3.6. Comparative analysis of eukaryotic TFB-like proteins
To identify TFB gene family protein members in other eukaryotic genomes, I used reiterative PSI-BLAST to search various AtTFB protein sequence against selected eukaryotic genome databases. PHI-Blast was also performed on various proteins containing zinc ribbon and/or cyclin domains using a simple AtTFB zinc ribbon regular expression. Potential TFB-like protein matches were independently searched by HHpred against the A. thaliana genome database to determine if they were homologous to any of the AtTFB family proteins. Each TFB-like proteins identified among the various eukaryotic genome contained zinc ribbon and cyclin domain sequence signatures. Names for each of the TFB proteins were assigned based on the HHpred and phylogenetic analysis. Using this approach, a total of 19 different eukaryotic genomes were analyzed that include several metazoan species, fungi, algae, and plant species. In general, I expected to find that each eukaryotic genome contained at least one TFIIB-, Brf-, and Rrn7/TAF1B/MEE12-like protein. The total number of TFB-like proteins identified is summarized in Table 1. Among the 101 different TFB-like proteins detected, three or more TFB-like proteins were found in each of the genomes searched with the exception of the nucleomorph genomes of the red algae Cryptophytes Hemi andersenii and Guillardia theta. Only two TFB-like proteins orthologous to TFIIB and Brf1 were detected in the nucleomorph genomes, and lacked an Rrn7/TAF1B/MEE12-like protein. Given the compact nature of nucleomorph genomes in red algae and their unique biology, the Rrn7/TAF1B/MEE12-like gene may have been lost62-64.

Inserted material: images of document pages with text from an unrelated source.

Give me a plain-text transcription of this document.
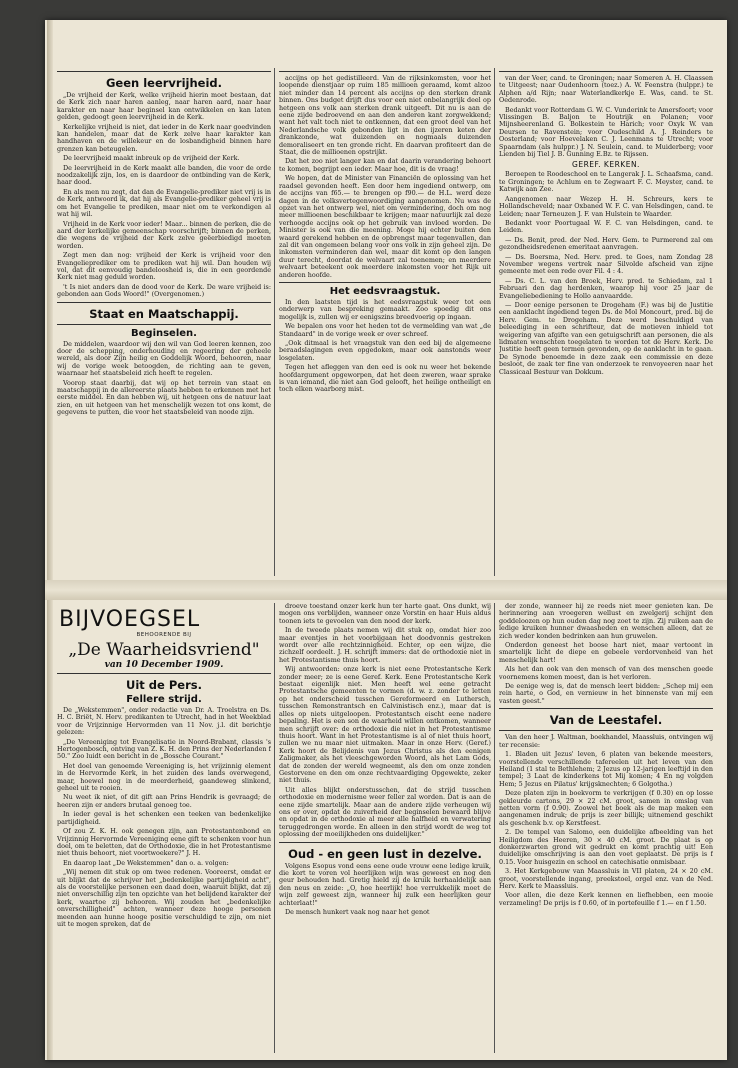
Geen leervrijheid.

„De vrijheid der Kerk, welke vrijheid hierin moet bestaan, dat de Kerk zich naar haren aanleg, naar haren aard, naar haar karakter en naar haar beginsel kan ontwikkelen en kan laten gelden, gedoogt geen leervrijheid in de Kerk.

Kerkelijke vrijheid is niet, dat ieder in de Kerk naar goedvinden kan handelen, maar dat de Kerk zelve haar karakter kan handhaven en de willekeur en de losbandigheid binnen hare grenzen kan beteugelen.

De leervrijheid maakt inbreuk op de vrijheid der Kerk.

De leervrijheid in de Kerk maakt alle banden, die voor de orde noodzakelijk zijn, los, en is daardoor de ontbinding van de Kerk, haar dood.

En als men nu zegt, dat dan de Evangelie-prediker niet vrij is in de Kerk, antwoord ik, dat hij als Evangelie-prediker geheel vrij is om het Evangelie te prediken, maar niet om te verkondigen al wat hij wil.

Vrijheid in de Kerk voor ieder! Maar... binnen de perken, die de aard der kerkelijke gemeenschap voorschrijft; binnen de perken, die wegens de vrijheid der Kerk zelve geëerbiedigd moeten worden.

Zegt men dan nog: vrijheid der Kerk is vrijheid voor den Evangelieprediker om te prediken wat hij wil. Dan houden wij vol, dat dit eenvoudig bandeloosheid is, die in een geordende Kerk niet mag geduld worden.

't Is niet anders dan de dood voor de Kerk. De ware vrijheid is: gebonden aan Gods Woord!" (Overgenomen.)

Staat en Maatschappij.
Beginselen.

De middelen, waardoor wij den wil van God leeren kennen, zoo door de schepping, onderhouding en regeering der geheele wereld, als door Zijn heilig en Goddelijk Woord, behooren, naar wij de vorige week betoogden, de richting aan te geven, waarnaar het staatsbeleid zich heeft te regelen.

Voorop staat daarbij, dat wij op het terrein van staat en maatschappij in de allereerste plaats hebben te erkennen met het eerste middel. En dan hebben wij, uit hetgeen ons de natuur laat zien, en uit hetgeen van het menschelijk wezen tot ons komt, de gegevens te putten, die voor het staatsbeleid van noode zijn.

accijns op het gedistilleerd. Van de rijksinkomsten, voor het loopende dienstjaar op ruim 185 millioen geraamd, komt alzoo niet minder dan 14 percent als accijns op den sterken drank binnen. Ons budget drijft dus voor een niet onbelangrijk deel op hetgeen ons volk aan sterken drank uitgeeft. Dit nu is aan de eene zijde bedroevend en aan den anderen kant zorgwekkend; want het valt toch niet te ontkennen, dat een groot deel van het Nederlandsche volk gebonden ligt in den ijzeren keten der drankzonde, wat duizenden en nogmaals duizenden demoraliseert en ten gronde richt. En daarvan profiteert dan de Staat, die de millioenen opstrijkt.

Dat het zoo niet langer kan en dat daarin verandering behoort te komen, begrijpt een ieder. Maar hoe, dit is de vraag!

We hopen, dat de Minister van Financiën de oplossing van het raadsel gevonden heeft. Een door hem ingediend ontwerp, om de accijns van f65.— te brengen op f90.— de H.L. werd deze dagen in de volksvertegenwoordiging aangenomen. Nu was de opzet van het ontwerp wel, niet om vermindering, doch om nog meer millioenen beschikbaar te krijgen; maar natuurlijk zal deze verhoogde accijns ook op het gebruik van invloed worden. De Minister is ook van die meening. Moge hij echter buiten den waard gerekend hebben en de opbrengst maar tegenvallen, dan zal dit van ongemeen belang voor ons volk in zijn geheel zijn. De inkomsten verminderen dan wel, maar dit komt op den langen duur terecht, doordat de welvaart zal toenemen; en meerdere welvaart beteekent ook meerdere inkomsten voor het Rijk uit anderen hoofde.

Het eedsvraagstuk.

In den laatsten tijd is het eedsvraagstuk weer tot een onderwerp van bespreking gemaakt. Zoo spoedig dit ons mogelijk is, zullen wij er eenigszins breedvoerig op ingaan.

We bepalen ons voor het heden tot de vermelding van wat „de Standaard" in de vorige week er over schreef.

„Ook ditmaal is het vraagstuk van den eed bij de algemeene beraadslagingen even opgedoken, maar ook aanstonds weer losgelaten.

Tegen het afleggen van den eed is ook nu weer het bekende hoofdargument opgeworpen, dat het deen zweren, waar sprake is van iemand, die niet aan God gelooft, het heilige ontheiligt en toch elken waarborg mist.

van der Veer, cand. te Groningen; naar Someren A. H. Claassen te Uitgeest; naar Oudenhoorn (toez.) A. W. Feenstra (hulppr.) te Alphen a/d Rijn; naar Waterlandkerkje E. Was, cand. te St. Oedenrode.

Bedankt voor Rotterdam G. W. C. Vunderink te Amersfoort; voor Vlissingen B. Baljon te Houtrijk en Polanen; voor Mijnsheerenland G. Bolkestein te Harich; voor Oxyk W. van Deursen te Ravenstein; voor Oudeschild A. J. Reinders te Oosterland; voor Hoevelaken C. J. Leenmans te Utrecht; voor Spaarndam (als hulppr.) J. N. Seulein, cand. te Muiderberg; voor Lienden bij Tiel J. B. Gunning E.Bz. te Rijssen.

GEREF. KERKEN.

Beroepen te Roodeschool en te Langerak J. L. Schaafsma, cand. te Groningen; te Achlum en te Zegwaart F. C. Meyster, cand. te Katwijk aan Zee.

Aangenomen naar Wezep H. H. Schreurs, kers te Hollandscheveld; naar Oxbaned W. F. C. van Helsdingen, cand. te Leiden; naar Terneuzen J. F. van Hulstein te Waarder.

Bedankt voor Poortugaal W. F. C. van Helsdingen, cand. te Leiden.

— Ds. Benit, pred. der Ned. Herv. Gem. te Purmerend zal om gezondheidsredenen emeritaat aanvragen.

— Ds. Boersma, Ned. Herv. pred. te Goes, nam Zondag 28 November wegens vertrek naar Silvolde afscheid van zijne gemeente met een rede over Fil. 4 : 4.

— Ds. C. L. van den Broek, Herv. pred. te Schiedam, zal 1 Februari den dag herdenken, waarop hij voor 25 jaar de Evangeliebediening te Hollo aanvaardde.

— Door eenige personen te Drogeham (F.) was bij de Justitie een aanklacht ingediend tegen Ds. de Mol Moncourt, pred. bij de Herv. Gem. te Drogeham. Deze werd beschuldigd van beleediging in een schrifteur, dat de motieven inhield tot weigering van afgifte van een getuigschrift aan personen, die als lidmaten wenschten toegelaten te worden tot de Herv. Kerk. De Justitie heeft geen termen gevonden, op de aanklacht in te gaan. De Synode benoemde in deze zaak een commissie en deze besloot, de zaak ter fine van onderzoek te renvoyeeren naar het Classicaal Bestuur van Dokkum.

BIJVOEGSEL
BEHOORENDE BIJ
„De Waarheidsvriend"
van 10 December 1909.
Uit de Pers.
Fellere strijd.

De „Wekstemmen", onder redactie van Dr. A. Troelstra en Ds. H. C. Briët, N. Herv. predikanten te Utrecht, had in het Weekblad voor de Vrijzinnige Hervormden van 11 Nov. j.l. dit berichtje gelezen:

„De Vereeniging tot Evangelisatie in Noord-Brabant, classis 's Hertogenbosch, ontving van Z. K. H. den Prins der Nederlanden f 50." Zoo luidt een bericht in de „Bossche Courant."

Het doel van genoemde Vereeniging is, het vrijzinnig element in de Hervormde Kerk, in het zuiden des lands overwegend, maar, hoewel nog in de meerderheid, gaandeweg slinkend, geheel uit te rooien.

Nu weet ik niet, of dit gift aan Prins Hendrik is gevraagd; de heeren zijn er anders brutaal genoeg toe.

In ieder geval is het schenken een teeken van bedenkelijke partijdigheid.

Of zou Z. K. H. ook genegen zijn, aan Protestantenbond en Vrijzinnig Hervormde Vereeniging eene gift te schenken voor hun doel, om te beletten, dat de Orthodoxie, die in het Protestantisme niet thuis behoort, niet voortwoekere?" J. H.

En daarop laat „De Wekstemmen" dan o. a. volgen:

„Wij nemen dit stuk op om twee redenen. Vooreerst, omdat er uit blijkt dat de schrijver het „bedenkelijke partijdigheid acht", als de voorstelijke personen een daad doen, waaruit blijkt, dat zij niet onverschillig zijn ten opzichte van het belijdend karakter der kerk, waartoe zij behooren. Wij zouden het „bedenkelijke onverschilligheid" achten, wanneer deze hooge personen meenden aan hunne hooge positie verschuldigd te zijn, om niet uit te mogen spreken, dat de

droeve toestand onzer kerk hun ter harte gaat. Ons dunkt, wij mogen ons verblijden, wanneer onze Vorstin en haar Huis aldus toonen iets te gevoelen van den nood der kerk.

In de tweede plaats nemen wij dit stuk op, omdat hier zoo maar eventjes in het voorbijgaan het doodvonnis gestreken wordt over alle rechtzinnigheid. Echter, op een wijze, die zichzelf oordeelt. J. H. schrijft immers: dat de orthodoxie niet in het Protestantisme thuis hoort.

Wij antwoorden: onze kerk is niet eene Protestantsche Kerk zonder meer; ze is eene Geref. Kerk. Eene Protestantsche Kerk bestaat eigenlijk niet. Men heeft wel eene getracht Protestantsche gemeenten te vormen (d. w. z. zonder te letten op het onderscheid tusschen Gereformeerd en Luthersch, tusschen Remonstrantsch en Calvinistisch enz.), maar dat is alles op niets uitgeloopen. Protestantsch eischt eene nadere bepaling. Het is een son de waarheid willen ontkomen, wanneer men schrijft over: de orthodoxie die niet in het Protestantisme thuis hoort. Want in het Protestantisme is al of niet thuis hoort, zullen we nu maar niet uitmaken. Maar in onze Herv. (Geref.) Kerk hoort de Belijdenis van Jezus Christus als den eenigen Zaligmaker, als het vleeschgeworden Woord, als het Lam Gods, dat de zonden der wereld wegneemt, als den om onze zonden Gestorvene en den om onze rechtvaardiging Opgewekte, zeker niet thuis.

Uit alles blijkt onderstusschen, dat de strijd tusschen orthodoxie en modernisme weer feller zal worden. Dat is aan de eene zijde smartelijk. Maar aan de andere zijde verheugen wij ons er over, opdat de zuiverheid der beginselen bewaard blijve en opdat in de orthodoxie al meer alle halfheid en verwatering teruggedrongen worde. En alleen in den strijd wordt de weg tot oplossing der moeilijkheden ons duidelijker."

Oud - en geen lust in dezelve.

Volgens Esopus vond eens eene oude vrouw eene ledige kruik, die kort te voren vol heerlijken wijn was geweest en nog den geur behouden had. Gretig hield zij de kruik herhaaldelijk aan den neus en zeide: „O, hoe heerlijk! hoe verrukkelijk moet de wijn zelf geweest zijn, wanneer hij zulk een heerlijken geur achterlaat!"

De mensch hunkert vaak nog naar het genot

der zonde, wanneer hij ze reeds niet meer genieten kan. De herinnering aan vroegeren wellust en zwelgerij schijnt den goddeloozen op hun ouden dag nog zoet te zijn. Zij ruiken aan de ledige kruiken hunner dwaasheden en wenschen alleen, dat ze zich weder konden bedrinken aan hun gruwelen.

Onderdon geneest het boose hart niet, maar vertoont in smartelijk licht de diepe en gebeele verdorvenheid van het menschelijk hart!

Als het dan ook van den mensch of van des menschen goede voornemens komen moest, dan is het verloren.

De eenige weg is, dat de mensch leert bidden: „Schep mij een rein harte, o God, en vernieuw in het binnenste van mij een vasten geest."

Van de Leestafel.

Van den heer J. Waltman, boekhandel, Maassluis, ontvingen wij ter recensie:

1. Bladen uit Jezus' leven, 6 platen van bekende meesters, voorstellende verschillende tafereelen uit het leven van den Heiland (1 stal te Bethlehem; 2 Jezus op 12-jarigen leeftijd in den tempel; 3 Laat de kinderkens tot Mij komen; 4 En ng volgden Hem; 5 Jezus en Pilatus' krijgsknechten; 6 Golgotha.)

Deze platen zijn in boekvorm te verkrijgen (f 0.30) en op losse gekleurde cartons, 29 × 22 cM. groot, samen in omslag van netten vorm (f 0.90). Zoowel het boek als de map maken een aangenamen indruk; de prijs is zeer billijk; uitnemend geschikt als geschenk b.v. op Kerstfeest.

2. De tempel van Salomo, een duidelijke afbeelding van het Heiligdom des Heeren, 30 × 40 cM. groot. De plaat is op donkerzwarten grond wit gedrukt en komt prachtig uit! Een duidelijke omschrijving is aan den voet geplaatst. De prijs is f 0.15. Voor huisgezin en school en catechisatie onmisbaar.

3. Het Kerkgebouw van Maassluis in VII platen, 24 × 20 cM. groot, voorstellende ingang, preekstoel, orgel enz. van de Ned. Herv. Kerk te Maassluis.

Voor allen, die deze Kerk kennen en liefhebben, een mooie verzameling! De prijs is f 0.60, of in portefeuille f 1.— en f 1.50.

To examine the phylogenetic relationship among the eukaryotic TFB protein family members, I generated a phylogenetic tree from TFB protein sequence alignments using the Jones-Taylor-Thornton (JTT) amino acid replacement method65,66 The phylogenetic tree divided the TFB proteins into five distinct subfamilies where each member of the same subfamily clustered together (Fig.4). In addition to the three expected clades that include TFIIB, Rrn7/TAF1B/MEE12, and Brf, two additional clades were formed that represent the Brp1-like and Brp5-like proteins only found in plant and algae species. Alternate matrices such as LG67 and Dayhoff 68 resulted in genetic trees with similar branching and overall topologies (Fig.S2).
A model that describes a hypothetical evolutionary history of the five major TFB protein subfamilies is depicted in Figure 5. Both the Brp1 and Brp5 subfamilies are specific to algae and plants, but Brp1 subfamily is not found in any of the green algae genomes examined in this study. The Brp1 subfamily first emerges in red algae, but then is missing in green algae and Bryophyte mosses. It is not clear why members of the Brp1 subfamily would be missing in these species, but the Brp1 subfamily clearly reemerges in the genomes of Lycophyte mosses and higher plants. The Brp5 subfamily has a more simple evolutionary history were it first emerges in green algae and is continuously found in mosses and higher plant species. Finally, there is also a clear expansion in the number of TFB proteins beginning with lycophtyes and continuing with the higher plant species.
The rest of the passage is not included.